Article ID Journal Published Year Pages File Type
2608057 Current Anaesthesia & Critical Care 2006 7 Pages PDF
Abstract

SummaryWeaning from mechanical ventilation could be defined as the gradual process of transferring the respiratory work of breathing from the ventilator to the patient. The primary goal of weaning is timeliness, which implies that weaning should be started neither too late nor too early. Discontinuation of mechanical ventilation and removal of artificial airway are easily obtained in the majority of patients since about 70–80% of the patients are extubated when routine clinical criteria are fulfilled. This, however, is not always the case. In fact, about 20–30% of the patients present a difficult weaning.

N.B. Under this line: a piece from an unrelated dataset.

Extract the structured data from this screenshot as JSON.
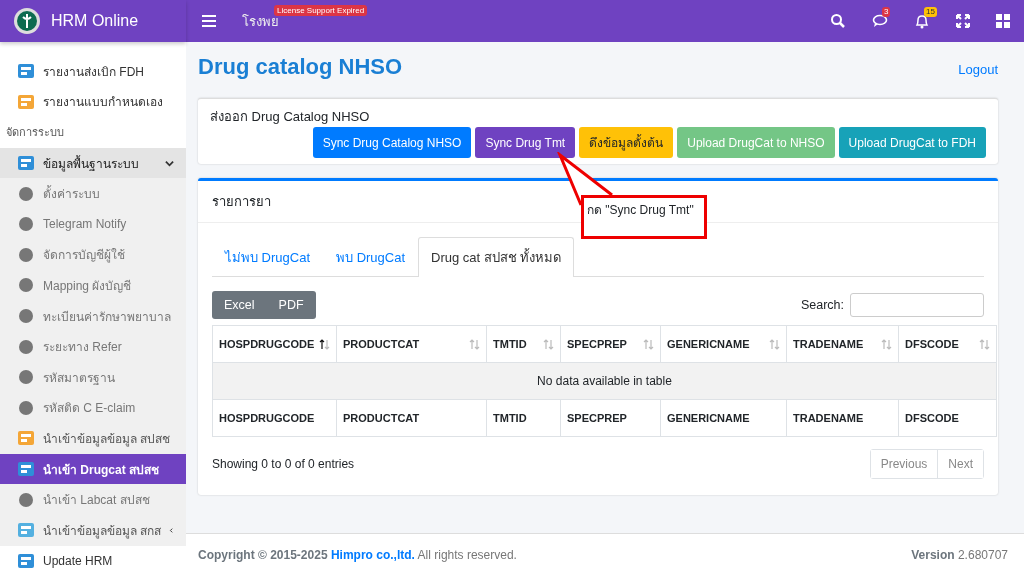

Patients require mechanical ventilation support when either the ventilatory and/or gas exchange capabilities of their respiratory system fail. This respiratory failure can be the results of impairment between the load imposed on the respiratory system and the capacity of the respiratory muscle to perform this increased work of breathing. The factors that limit the weaning process can be summarized as follows: (1) oxygenation, (2) respiratory load (Table 1) and capacity of the respiratory muscle to accomplish this load, (3) cardiovascular performance, and (4) psychological factors. To quantify these factors a great number of weaning indices have been proposed. None have been demonstrated to be able to predict the weaning success, apart from patients with chronic obstructive pulmonary disease. The probability of remaining on mechanical ventilation is statistically higher in patients undergoing uncontrolled clinical practice when compared to a fixed protocol previously agreed.